Apart from that: I agree, this isn’t the right approach for analyzing Joseph Smith or his worldview. If you want to describe the Church or its members, though, I can think of two ways to go about it. One is to describe the Church’s theology as a syntax of belief, an internalized set of rules and structures. The alternative is via something like dialect geography, like I’ve attempted here, which I think is a helpful way to think about what Mormonism was in the early 19th century and how it has changed over time. The charismatic excesses of the 1830’s, for example, don’t seem to be derived from Joseph Smith’s teachings, although they do have parallels in other contemporary traditions.
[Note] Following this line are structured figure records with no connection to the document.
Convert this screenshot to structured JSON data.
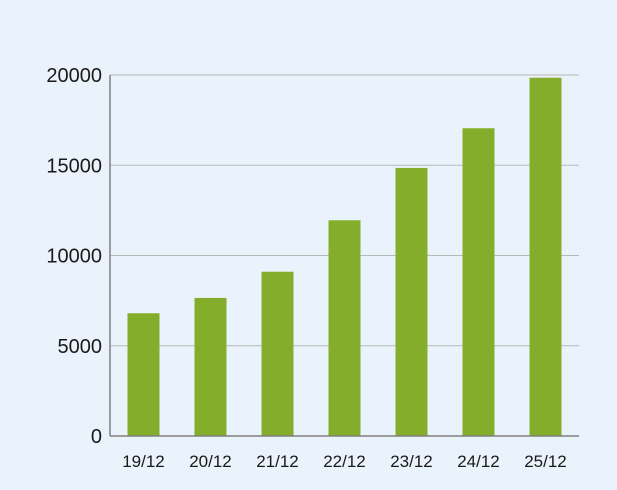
{
  "chart_data": {
    "type": "bar",
    "categories": [
      "19/12",
      "20/12",
      "21/12",
      "22/12",
      "23/12",
      "24/12",
      "25/12"
    ],
    "values": [
      6800,
      7650,
      9100,
      11950,
      14850,
      17050,
      19850
    ],
    "title": "",
    "xlabel": "",
    "ylabel": "",
    "ylim": [
      0,
      20000
    ],
    "yticks": [
      0,
      5000,
      10000,
      15000,
      20000
    ],
    "grid": true,
    "legend": "none",
    "bar_color": "#84ad2b",
    "grid_color": "#b7b7b7",
    "axis_color": "#7f7f7f",
    "background_color": "#eaf2fb"
  }
}
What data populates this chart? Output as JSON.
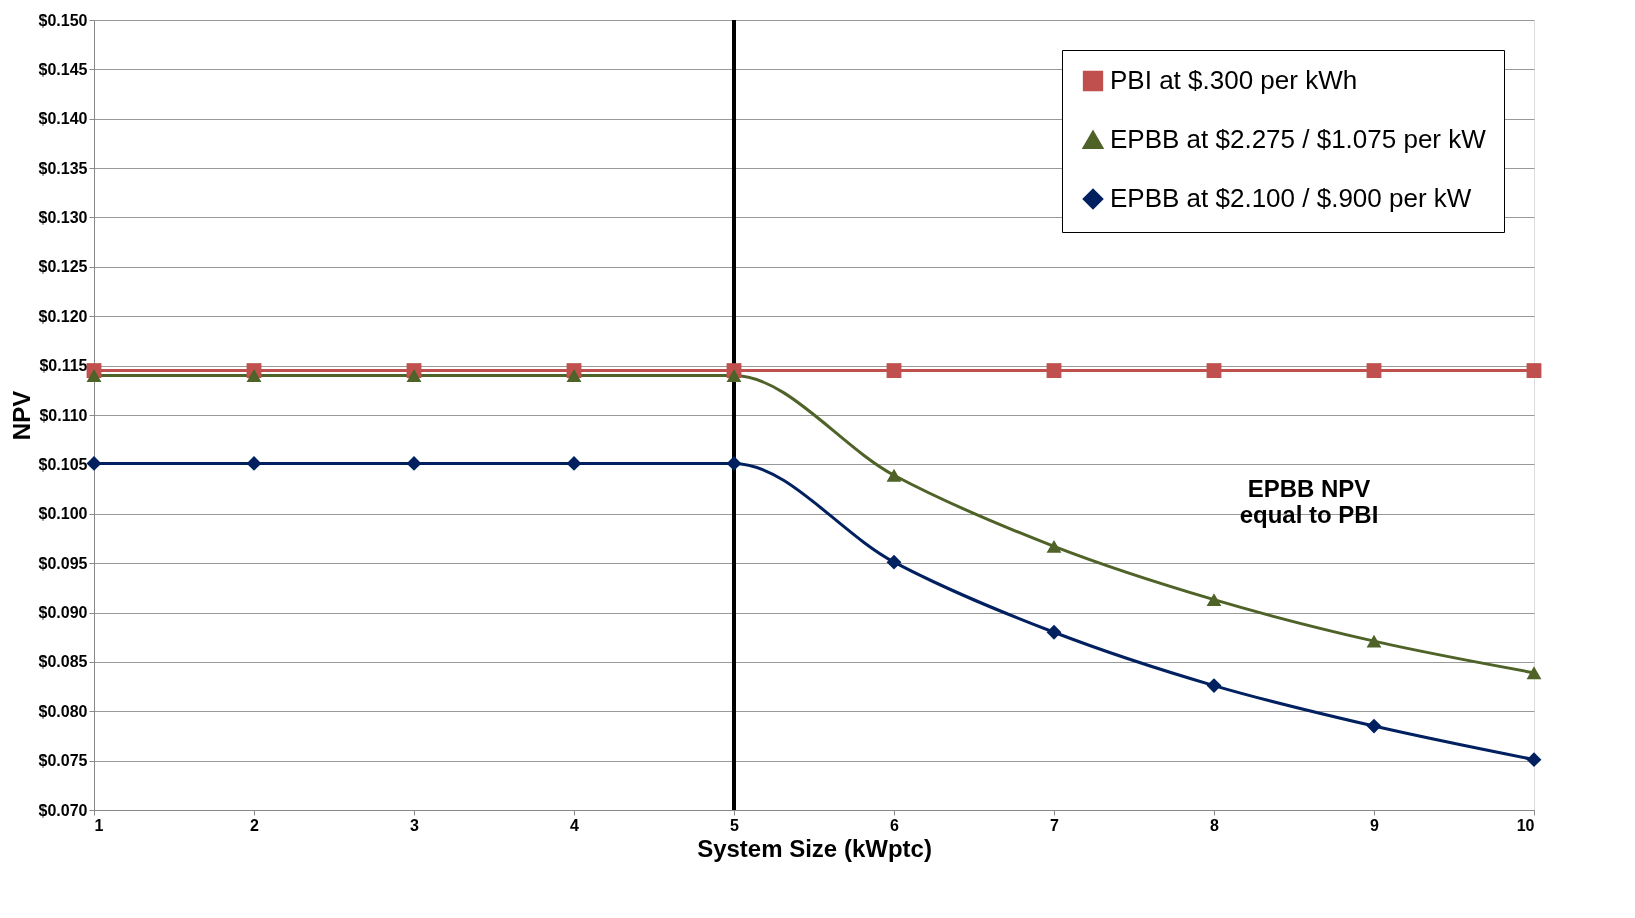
{
  "chart_data": {
    "type": "line",
    "xlabel": "System Size (kWptc)",
    "ylabel": "NPV",
    "x": [
      1,
      2,
      3,
      4,
      5,
      6,
      7,
      8,
      9,
      10
    ],
    "series": [
      {
        "name": "PBI at $.300 per kWh",
        "color": "#c0504d",
        "marker": "square",
        "values": [
          0.1145,
          0.1145,
          0.1145,
          0.1145,
          0.1145,
          0.1145,
          0.1145,
          0.1145,
          0.1145,
          0.1145
        ]
      },
      {
        "name": "EPBB at $2.275 / $1.075 per kW",
        "color": "#4f6228",
        "marker": "triangle",
        "values": [
          0.114,
          0.114,
          0.114,
          0.114,
          0.114,
          0.1039,
          0.0967,
          0.0913,
          0.0871,
          0.0839
        ]
      },
      {
        "name": "EPBB at $2.100 / $.900 per kW",
        "color": "#002060",
        "marker": "diamond",
        "values": [
          0.1051,
          0.1051,
          0.1051,
          0.1051,
          0.1051,
          0.0951,
          0.088,
          0.0826,
          0.0785,
          0.0751
        ]
      }
    ],
    "xlim": [
      1,
      10
    ],
    "xticks": [
      1,
      2,
      3,
      4,
      5,
      6,
      7,
      8,
      9,
      10
    ],
    "ylim": [
      0.07,
      0.15
    ],
    "yticks": [
      {
        "value": 0.07,
        "label": "$0.070"
      },
      {
        "value": 0.075,
        "label": "$0.075"
      },
      {
        "value": 0.08,
        "label": "$0.080"
      },
      {
        "value": 0.085,
        "label": "$0.085"
      },
      {
        "value": 0.09,
        "label": "$0.090"
      },
      {
        "value": 0.095,
        "label": "$0.095"
      },
      {
        "value": 0.1,
        "label": "$0.100"
      },
      {
        "value": 0.105,
        "label": "$0.105"
      },
      {
        "value": 0.11,
        "label": "$0.110"
      },
      {
        "value": 0.115,
        "label": "$0.115"
      },
      {
        "value": 0.12,
        "label": "$0.120"
      },
      {
        "value": 0.125,
        "label": "$0.125"
      },
      {
        "value": 0.13,
        "label": "$0.130"
      },
      {
        "value": 0.135,
        "label": "$0.135"
      },
      {
        "value": 0.14,
        "label": "$0.140"
      },
      {
        "value": 0.145,
        "label": "$0.145"
      },
      {
        "value": 0.15,
        "label": "$0.150"
      }
    ],
    "ref_lines": [
      {
        "axis": "x",
        "value": 5,
        "color": "#000000"
      }
    ],
    "annotations": [
      "EPBB NPV\nequal to PBI"
    ],
    "grid": "y",
    "legend": "top right",
    "line_style": "solid"
  }
}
I would guess that there are other elements of church history that are similar expressions of both internal and external influences.
That Joseph Smith’s innovations didn’t spread outside of the church he founded is not a fatal problem for a dialect geographical model of church history; there are plenty examples of linguistic innovations that spread primarily in one direction. (But has our propagation of Family Home Evening, for example, really been without any echo outside the Church?) The failure to offer any particular insight about Joseph Smith as prophet is also not a significant drawback, as that was not really the aim. (Historical linguistics is much less a source for model explanations of innovation as it is a graveyard of misguided attempts to explain them; two hundred years after the formulation of the High German sound shifts and the description of their progress, there is no consensus about what set them in motion in the first place.) Even accepting a completely supernatural or a completely naturalistic explanation of Joseph Smith, the problem of describing the practices and beliefs of his followers is going to require some form of analysis that takes into account social conditions and institutional structures.